Hi @paultaylor,
So, on your recommendation, I’ve wrote a script, that does the following :
- checks my base dir for folders that are above 550GB, if there are any, it will split them in folders of 500GB each, and will keep their subfolders intact (to keep all the album folders intact)
- scans the now ready, with 500GB sized monthly folders, inside my main folder, and will list all the monthly folders it finds
- starts a fix task, followed by a delete duplicate and a rename task for each monthly folder
The script logs the folders that were fully processed in a log file, which avoids to re-process these folders as soon they are listed in songkong_log file. This makes it pretty convenient for me, as I can simply restart the task from where I left it, should anything bad occur to my server (eg: crash)
The script will also, if set to True, send regular notifications about the advancement of a task :
and another one, at the end of a task, here an example of a Rename task that ended :
Using this “small folder” approach, I was able to reduce the impact on my server resources drastically, as It only do load a super small part of my music files (as you recommended it several times to me, thanks for this).
My running docker container, executed by the script for each task separately, barely uses 3GB or RAM now, and the impact on the CPU is neglictable:
My main concern, is that it’s still runnin too slow in my humble opinion. And I am seriously thinking about running several instances of songkong in parallel, in order to process, not a single monthly dir, but 3 or 4, in parallel.
this brings me to the question I have for you : there is an option in songkong to get rid of the database, and the reports.

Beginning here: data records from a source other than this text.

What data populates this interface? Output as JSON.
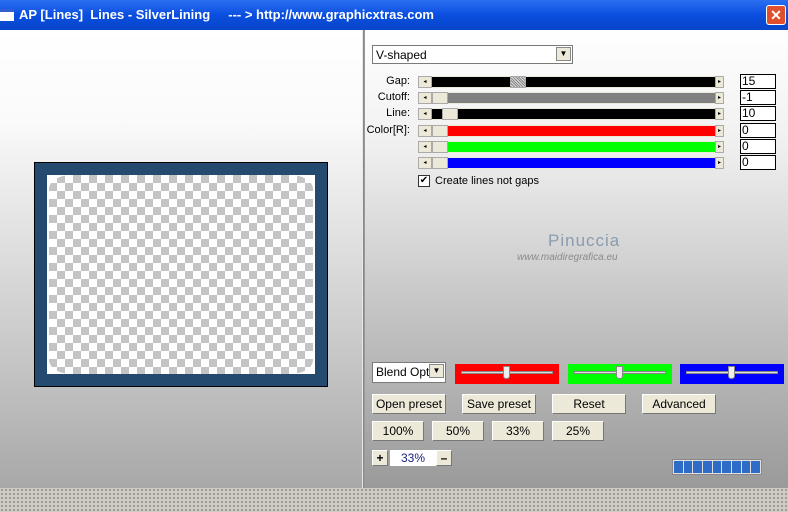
{
  "window": {
    "title": "AP [Lines]  Lines - SilverLining     --- > http://www.graphicxtras.com",
    "close": "✕"
  },
  "controls": {
    "mode_select": "V-shaped",
    "sliders": [
      {
        "label": "Gap:",
        "value": "15",
        "color": "#000000",
        "position": 0.3
      },
      {
        "label": "Cutoff:",
        "value": "-1",
        "color": "#808080",
        "position": 0.0
      },
      {
        "label": "Line:",
        "value": "10",
        "color": "#000000",
        "position": 0.04
      },
      {
        "label": "Color[R]:",
        "value": "0",
        "color": "#ff0000",
        "position": 0.0
      },
      {
        "label": "",
        "value": "0",
        "color": "#00ff00",
        "position": 0.0
      },
      {
        "label": "",
        "value": "0",
        "color": "#0000ff",
        "position": 0.0
      }
    ],
    "checkbox": {
      "label": "Create lines not gaps",
      "checked": true
    }
  },
  "watermark": {
    "name": "Pinuccia",
    "url": "www.maidiregrafica.eu"
  },
  "blend": {
    "select": "Blend Optio",
    "sliders": [
      {
        "color": "#ff0000",
        "position": 0.5
      },
      {
        "color": "#00ff00",
        "position": 0.5
      },
      {
        "color": "#0000ff",
        "position": 0.5
      }
    ]
  },
  "buttons": {
    "open_preset": "Open preset",
    "save_preset": "Save preset",
    "reset": "Reset",
    "advanced": "Advanced",
    "z100": "100%",
    "z50": "50%",
    "z33": "33%",
    "z25": "25%"
  },
  "zoom": {
    "plus": "+",
    "value": "33%",
    "minus": "–"
  },
  "progress": {
    "segments": 9
  }
}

I know there is no way to roll back if the database gets wiped, but this is a risk I am agreeing to take. but, what, except this feature, is the impact on next processes, if reports and databases are wiped before each start of songkong ? As far as I understand, songkong reads each files tags, and will write a fingerprintID for each of them. So, once the file itself is fingerprinted, matched to musicbrainz, and musicbrainz or discogs ID is present in the tags, what is the added value of keeping the database and reports ?